To find how many 3-digit positive integers are odd and do not contain the digit 5, we can break down the problem step by step.
A 3-digit positive integer has the format XYZ, where:
- X represents the hundreds place
- Y represents the tens place
- Z represents the units (or ones) place
1. **Identifying the units digit (Z):** Since we want odd integers, Z can only be one of the digits from the set {1, 3, 7, 9}. There are 4 options here (1, 3, 7, and 9) because 5 is not allowed.
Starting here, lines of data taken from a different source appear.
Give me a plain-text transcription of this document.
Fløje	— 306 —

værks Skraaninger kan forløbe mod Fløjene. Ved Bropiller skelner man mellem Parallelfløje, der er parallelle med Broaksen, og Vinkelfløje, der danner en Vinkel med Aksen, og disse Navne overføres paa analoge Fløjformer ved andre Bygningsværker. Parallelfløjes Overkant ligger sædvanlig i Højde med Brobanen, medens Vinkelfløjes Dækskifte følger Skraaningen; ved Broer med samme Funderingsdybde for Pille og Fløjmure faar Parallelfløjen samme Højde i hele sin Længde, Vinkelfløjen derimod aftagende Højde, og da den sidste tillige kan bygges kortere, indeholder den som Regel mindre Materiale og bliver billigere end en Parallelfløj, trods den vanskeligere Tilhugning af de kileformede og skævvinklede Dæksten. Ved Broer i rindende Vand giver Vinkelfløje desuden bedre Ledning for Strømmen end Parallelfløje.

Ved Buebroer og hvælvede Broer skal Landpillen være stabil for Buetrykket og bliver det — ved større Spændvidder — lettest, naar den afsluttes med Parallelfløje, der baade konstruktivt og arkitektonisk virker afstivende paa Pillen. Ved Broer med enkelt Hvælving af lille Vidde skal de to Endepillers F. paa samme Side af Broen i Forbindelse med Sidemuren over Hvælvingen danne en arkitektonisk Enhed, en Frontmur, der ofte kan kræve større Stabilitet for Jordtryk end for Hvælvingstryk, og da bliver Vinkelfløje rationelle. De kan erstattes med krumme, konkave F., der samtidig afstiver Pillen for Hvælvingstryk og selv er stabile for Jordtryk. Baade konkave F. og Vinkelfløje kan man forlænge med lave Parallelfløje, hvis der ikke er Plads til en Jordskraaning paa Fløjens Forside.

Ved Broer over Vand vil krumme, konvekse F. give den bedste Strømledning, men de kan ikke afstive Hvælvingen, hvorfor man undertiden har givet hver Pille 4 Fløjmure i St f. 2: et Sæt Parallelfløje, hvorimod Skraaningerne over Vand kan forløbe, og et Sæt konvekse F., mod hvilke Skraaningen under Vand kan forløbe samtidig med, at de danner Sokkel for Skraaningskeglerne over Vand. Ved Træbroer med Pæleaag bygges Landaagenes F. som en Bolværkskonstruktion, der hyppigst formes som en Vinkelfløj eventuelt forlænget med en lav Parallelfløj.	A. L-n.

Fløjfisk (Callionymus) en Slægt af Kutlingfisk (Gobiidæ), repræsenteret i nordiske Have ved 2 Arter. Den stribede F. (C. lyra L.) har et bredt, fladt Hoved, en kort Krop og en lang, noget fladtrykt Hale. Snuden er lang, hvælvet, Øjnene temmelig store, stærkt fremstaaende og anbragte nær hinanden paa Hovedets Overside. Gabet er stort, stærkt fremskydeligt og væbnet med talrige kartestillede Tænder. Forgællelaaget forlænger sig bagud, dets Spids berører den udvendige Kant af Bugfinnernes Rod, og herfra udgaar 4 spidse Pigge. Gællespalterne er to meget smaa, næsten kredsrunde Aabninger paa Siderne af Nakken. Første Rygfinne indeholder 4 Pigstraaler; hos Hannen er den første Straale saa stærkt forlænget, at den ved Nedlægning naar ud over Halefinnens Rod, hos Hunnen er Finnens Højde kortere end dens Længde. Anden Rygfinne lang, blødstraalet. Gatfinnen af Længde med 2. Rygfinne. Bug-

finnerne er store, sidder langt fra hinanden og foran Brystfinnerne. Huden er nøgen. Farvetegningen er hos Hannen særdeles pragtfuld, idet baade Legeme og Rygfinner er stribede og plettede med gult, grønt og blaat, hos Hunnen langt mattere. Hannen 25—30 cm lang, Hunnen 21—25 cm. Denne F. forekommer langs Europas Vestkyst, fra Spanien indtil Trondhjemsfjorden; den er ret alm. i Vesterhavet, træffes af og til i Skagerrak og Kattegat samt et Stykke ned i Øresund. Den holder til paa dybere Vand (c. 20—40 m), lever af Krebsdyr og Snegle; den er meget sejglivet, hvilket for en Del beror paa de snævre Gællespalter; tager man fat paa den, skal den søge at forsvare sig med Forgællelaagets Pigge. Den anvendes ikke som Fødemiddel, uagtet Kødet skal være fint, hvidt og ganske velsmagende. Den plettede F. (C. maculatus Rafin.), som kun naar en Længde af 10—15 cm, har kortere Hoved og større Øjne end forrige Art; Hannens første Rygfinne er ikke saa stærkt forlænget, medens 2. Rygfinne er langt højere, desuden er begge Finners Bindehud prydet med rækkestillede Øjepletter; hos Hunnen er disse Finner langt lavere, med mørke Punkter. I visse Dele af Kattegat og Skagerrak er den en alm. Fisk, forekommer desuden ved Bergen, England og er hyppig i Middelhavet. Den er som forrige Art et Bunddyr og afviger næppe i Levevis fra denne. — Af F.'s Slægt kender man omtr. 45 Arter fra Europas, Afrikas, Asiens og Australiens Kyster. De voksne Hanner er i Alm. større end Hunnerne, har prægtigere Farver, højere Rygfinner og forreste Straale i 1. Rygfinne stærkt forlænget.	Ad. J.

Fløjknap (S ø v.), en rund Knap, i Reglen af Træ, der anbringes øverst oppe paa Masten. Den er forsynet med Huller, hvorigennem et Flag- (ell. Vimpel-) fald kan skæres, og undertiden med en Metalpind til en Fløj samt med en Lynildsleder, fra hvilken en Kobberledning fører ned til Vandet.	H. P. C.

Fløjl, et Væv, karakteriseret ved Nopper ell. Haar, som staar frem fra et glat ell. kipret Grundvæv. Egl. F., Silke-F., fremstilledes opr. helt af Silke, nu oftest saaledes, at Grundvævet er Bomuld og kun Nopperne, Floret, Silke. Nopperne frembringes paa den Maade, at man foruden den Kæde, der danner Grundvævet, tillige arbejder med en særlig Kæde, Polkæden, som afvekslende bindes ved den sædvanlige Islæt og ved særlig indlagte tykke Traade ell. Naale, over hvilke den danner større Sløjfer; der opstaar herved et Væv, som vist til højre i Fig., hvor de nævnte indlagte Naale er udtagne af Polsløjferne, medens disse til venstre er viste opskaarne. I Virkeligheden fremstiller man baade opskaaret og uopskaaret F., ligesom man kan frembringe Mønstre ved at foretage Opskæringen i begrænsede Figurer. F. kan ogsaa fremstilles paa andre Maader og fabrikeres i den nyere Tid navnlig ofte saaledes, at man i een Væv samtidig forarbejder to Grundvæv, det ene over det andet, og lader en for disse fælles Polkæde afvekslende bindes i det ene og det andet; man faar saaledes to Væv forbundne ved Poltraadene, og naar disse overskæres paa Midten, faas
2. **Identifying the hundreds digit (X):** The hundreds digit can be any digit from 1 to 9 except 5. Thus, the possible digits for X are {1, 2, 3, 4, 6, 7, 8, 9}, which gives us 8 choices in total.
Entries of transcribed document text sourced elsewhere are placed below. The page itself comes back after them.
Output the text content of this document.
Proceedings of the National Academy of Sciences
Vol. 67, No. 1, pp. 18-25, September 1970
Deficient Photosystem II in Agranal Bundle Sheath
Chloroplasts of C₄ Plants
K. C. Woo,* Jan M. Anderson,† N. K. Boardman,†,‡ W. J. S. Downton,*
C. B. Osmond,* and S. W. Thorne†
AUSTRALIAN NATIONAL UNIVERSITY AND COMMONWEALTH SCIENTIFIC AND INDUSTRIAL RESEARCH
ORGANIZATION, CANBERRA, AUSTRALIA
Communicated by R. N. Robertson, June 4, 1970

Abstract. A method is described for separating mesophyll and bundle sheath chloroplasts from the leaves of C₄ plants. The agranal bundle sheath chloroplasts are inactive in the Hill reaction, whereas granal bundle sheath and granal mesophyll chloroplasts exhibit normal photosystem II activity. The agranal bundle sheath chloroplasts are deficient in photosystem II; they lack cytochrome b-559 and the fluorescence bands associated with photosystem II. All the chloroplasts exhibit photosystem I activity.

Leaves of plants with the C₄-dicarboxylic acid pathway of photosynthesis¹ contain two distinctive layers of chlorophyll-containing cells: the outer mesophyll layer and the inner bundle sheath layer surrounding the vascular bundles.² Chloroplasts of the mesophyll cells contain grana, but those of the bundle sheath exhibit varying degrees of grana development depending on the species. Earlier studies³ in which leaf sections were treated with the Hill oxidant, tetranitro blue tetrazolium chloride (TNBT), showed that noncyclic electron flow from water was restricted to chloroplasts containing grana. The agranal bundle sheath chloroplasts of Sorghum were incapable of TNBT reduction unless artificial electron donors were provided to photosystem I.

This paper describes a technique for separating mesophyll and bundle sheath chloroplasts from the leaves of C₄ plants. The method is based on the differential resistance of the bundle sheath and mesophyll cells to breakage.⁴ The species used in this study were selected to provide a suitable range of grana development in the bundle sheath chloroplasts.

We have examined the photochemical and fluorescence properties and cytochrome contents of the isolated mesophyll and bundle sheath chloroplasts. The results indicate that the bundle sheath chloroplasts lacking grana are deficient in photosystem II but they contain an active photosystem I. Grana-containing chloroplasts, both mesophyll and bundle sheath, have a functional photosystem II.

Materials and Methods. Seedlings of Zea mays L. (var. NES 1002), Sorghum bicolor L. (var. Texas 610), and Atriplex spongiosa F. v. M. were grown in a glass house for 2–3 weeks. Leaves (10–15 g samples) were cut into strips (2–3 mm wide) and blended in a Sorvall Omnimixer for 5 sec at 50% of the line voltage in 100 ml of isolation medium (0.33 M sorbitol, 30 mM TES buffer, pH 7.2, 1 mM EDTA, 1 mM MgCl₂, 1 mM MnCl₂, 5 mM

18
3. **Identifying the tens digit (Y):** The tens digit can be any digit from 0 to 9 except 5. Therefore, the possible choices for Y are {0, 1, 2, 3, 4, 6, 7, 8, 9}, totaling 9 options.
Next, we can calculate the total number of valid combinations:
Number of possibilities = (Choices for X) × (Choices for Y) × (Choices for Z) = 8 (for X) × 9 (for Y) × 4 (for Z) = 288.
So, the total number of 3-digit positive integers that are odd and do not contain the digit 5 is 288.